Rising COVID-19 cases worldwide could impact the demand for oil once again, though crude prices have continued to rally in January after hitting $50 per barrel at the end of 2020, Kuwait-based KAMCO Invest said in a report.

The rally was fuelled by colder temperatures towards the end of the year and an announcement from OPEC+ about continued production cuts. A fall in inventories in the US, a weak US dollar and the accelerating pace of COVID-19 vaccination around the world were the other factors, KAMCO said in a report titled Oil Market: 2020 The Year That Was.

Video: Oil price demand recovery could be impacted by increasing COVID-19 cases

“Factors that affected prices were mainly related to the resurgence of COVID-19 cases in Europe that has resulted in stricter lockdowns amid record high new cases and the reimposition of lockdown in China.

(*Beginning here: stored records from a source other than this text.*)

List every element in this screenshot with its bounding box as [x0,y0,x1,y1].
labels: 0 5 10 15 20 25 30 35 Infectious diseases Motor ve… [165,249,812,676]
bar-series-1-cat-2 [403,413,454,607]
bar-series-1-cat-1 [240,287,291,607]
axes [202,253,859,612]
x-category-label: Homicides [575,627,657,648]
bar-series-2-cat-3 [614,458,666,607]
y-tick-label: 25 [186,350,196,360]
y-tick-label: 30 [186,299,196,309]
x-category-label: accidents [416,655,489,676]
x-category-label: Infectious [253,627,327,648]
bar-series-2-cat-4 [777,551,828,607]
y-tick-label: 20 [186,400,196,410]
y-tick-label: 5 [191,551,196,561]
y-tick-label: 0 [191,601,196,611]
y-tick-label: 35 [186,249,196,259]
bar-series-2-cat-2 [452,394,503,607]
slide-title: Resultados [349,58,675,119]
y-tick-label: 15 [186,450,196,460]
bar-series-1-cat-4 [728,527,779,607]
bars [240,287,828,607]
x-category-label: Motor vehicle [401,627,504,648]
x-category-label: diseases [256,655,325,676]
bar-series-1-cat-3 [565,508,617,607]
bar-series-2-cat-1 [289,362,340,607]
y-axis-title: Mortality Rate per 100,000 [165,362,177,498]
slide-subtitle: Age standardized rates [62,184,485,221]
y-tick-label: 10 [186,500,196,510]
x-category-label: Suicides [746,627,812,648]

“A rally in global equity markets with several large markets including the US, Japan and India at record highs also supported sentiment in the oil market,” the report said.

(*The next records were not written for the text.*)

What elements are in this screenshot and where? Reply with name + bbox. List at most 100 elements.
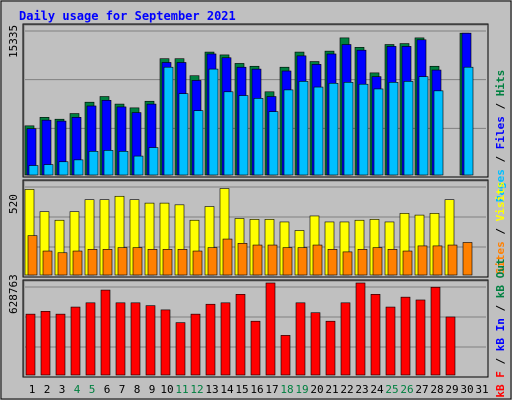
right-axis-label-part: Sites	[494, 241, 507, 274]
bar-sites	[372, 247, 383, 276]
x-tick-label: 23	[355, 383, 368, 396]
x-tick-label: 14	[220, 383, 234, 396]
right-axis-label-part: kB F	[494, 371, 507, 398]
bar-kbf	[205, 303, 216, 376]
chart-title: Daily usage for September 2021	[19, 9, 236, 23]
bar-kbf	[190, 313, 201, 376]
bar-pages	[43, 164, 54, 176]
bar-pages	[283, 89, 294, 176]
bar-sites	[327, 249, 338, 276]
y-max-label: 628763	[7, 274, 20, 314]
right-axis-label-part: Visits	[494, 182, 507, 222]
bar-pages	[148, 147, 159, 176]
bar-sites	[417, 245, 428, 276]
x-tick-label: 15	[235, 383, 248, 396]
x-tick-label: 28	[430, 383, 443, 396]
x-tick-label: 1	[29, 383, 36, 396]
bar-sites	[267, 244, 278, 276]
x-tick-label: 2	[44, 383, 51, 396]
bar-sites	[162, 249, 173, 276]
x-tick-label: 13	[205, 383, 218, 396]
bar-pages	[238, 95, 249, 176]
x-axis-day-labels: 1 2 3 4 5 6 7 8 9 10 11 12 13 14 15 16 17 18 19 20 21 22 23 24 2…	[29, 383, 489, 396]
bar-kbf	[235, 294, 246, 376]
x-tick-label: 27	[415, 383, 428, 396]
bar-sites	[387, 249, 398, 276]
right-axis-label-part: Files	[494, 116, 507, 149]
bar-pages	[208, 68, 219, 176]
x-tick-label: 9	[149, 383, 156, 396]
x-tick-label: 4	[74, 383, 81, 396]
panel-hits-files-pages: 15335 Pages / Files / Hits	[7, 23, 507, 203]
bar-kbf	[55, 313, 66, 376]
x-tick-label: 11	[175, 383, 188, 396]
bar-kbf	[280, 335, 291, 376]
bar-pages	[133, 155, 144, 176]
x-tick-label: 6	[104, 383, 111, 396]
x-tick-label: 26	[400, 383, 413, 396]
bar-pages	[403, 81, 414, 176]
right-axis-label-part: kB In	[494, 318, 507, 351]
bar-pages	[193, 110, 204, 176]
bar-pages	[253, 98, 264, 176]
y-max-label: 15335	[7, 25, 20, 58]
bar-kbf	[265, 282, 276, 376]
bar-sites	[432, 245, 443, 276]
x-tick-label: 12	[190, 383, 203, 396]
bar-kbf	[340, 302, 351, 376]
bar-pages	[118, 151, 129, 176]
bar-sites	[342, 251, 353, 276]
bar-kbf	[70, 306, 81, 376]
bar-pages	[463, 66, 474, 176]
bar-kbf	[310, 312, 321, 376]
right-axis-label-part: /	[494, 351, 507, 371]
bar-pages	[328, 82, 339, 176]
chart-panels: 15335 Pages / Files / Hits 5 20 Sites / Visi…	[7, 23, 507, 398]
bar-sites	[462, 242, 473, 276]
right-axis-label-part: /	[494, 221, 507, 241]
bar-kbf	[40, 311, 51, 376]
right-axis-label: Sites / Visits	[494, 182, 507, 275]
bar-pages	[298, 81, 309, 176]
bar-kbf	[415, 299, 426, 376]
right-axis-label-part: /	[494, 96, 507, 116]
bar-pages	[73, 159, 84, 176]
bar-pages	[58, 161, 69, 176]
x-tick-label: 8	[134, 383, 141, 396]
bar-sites	[312, 244, 323, 276]
x-tick-label: 19	[295, 383, 308, 396]
bar-kbf	[250, 320, 261, 376]
bar-sites	[447, 244, 458, 276]
bar-sites	[297, 247, 308, 276]
right-axis-label: Pages / Files / Hits	[494, 70, 507, 203]
x-tick-label: 5	[89, 383, 96, 396]
bar-kbf	[115, 302, 126, 376]
x-tick-label: 20	[310, 383, 323, 396]
x-tick-label: 31	[475, 383, 488, 396]
x-tick-label: 21	[325, 383, 338, 396]
bar-pages	[178, 93, 189, 176]
bar-kbf	[430, 286, 441, 376]
bar-sites	[72, 250, 83, 276]
bar-sites	[42, 250, 53, 276]
bar-kbf	[355, 282, 366, 376]
bar-sites	[402, 250, 413, 276]
bar-pages	[268, 111, 279, 176]
bar-pages	[88, 151, 99, 176]
bar-kbf	[325, 320, 336, 376]
bar-pages	[343, 82, 354, 176]
x-tick-label: 25	[385, 383, 398, 396]
right-axis-label-part: Pages	[494, 169, 507, 202]
right-axis-label-part: Hits	[494, 70, 507, 97]
bar-sites	[282, 247, 293, 276]
bar-pages	[388, 82, 399, 176]
bar-pages	[103, 150, 114, 176]
bar-kbf	[160, 309, 171, 376]
bar-sites	[27, 235, 38, 276]
bar-pages	[313, 86, 324, 176]
bar-sites	[237, 243, 248, 276]
bar-kbf	[175, 322, 186, 376]
x-tick-label: 10	[160, 383, 173, 396]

However, rising COVID-19 cases, with record deaths in the UK and the USA, and stricter lockdowns already in place for at least the first half of the year, could affect demand recovery, at least during the first half of 2021, the company said.

“Countries that were earlier expected to have effectively managed the pandemic, including China, have shown rising case counts recently.

“On the other hand, the global approval of new vaccines and accelerated pace of vaccinations with almost 33 million already administered brings some hope for the recovery from the pandemic,” the report continued.

UAE oil production reduced by seven percent to 2.853 million barrels per day from 2019 to 2020, while in Saudi Arabia the reduction was 5.9 percent to 9.211 million barrels per day. Production in Kuwait was down 10.2 percent to 2.421 million barrels per day.

KAMCO’s report shows that year-end oil prices for OPEC producers in 2020 have been lower than at any time in the past five years, finishing the year at $50.01 per barrel, with the average price per barrel for the year being $41.44, the lowest since 2016, when it fell to $39.10 per barrel.

According to the report, two political issues have the potential to impact the market going forward: The restoring of ties between Qatar and other GCC states and the new US administration and it’s policy related to Iran sanctions.

“Oil traders would also keep an eye on the new government in the US and its policy related to Iran sanctions, although changes, if any, are expected to be gradual,” KAMCO said.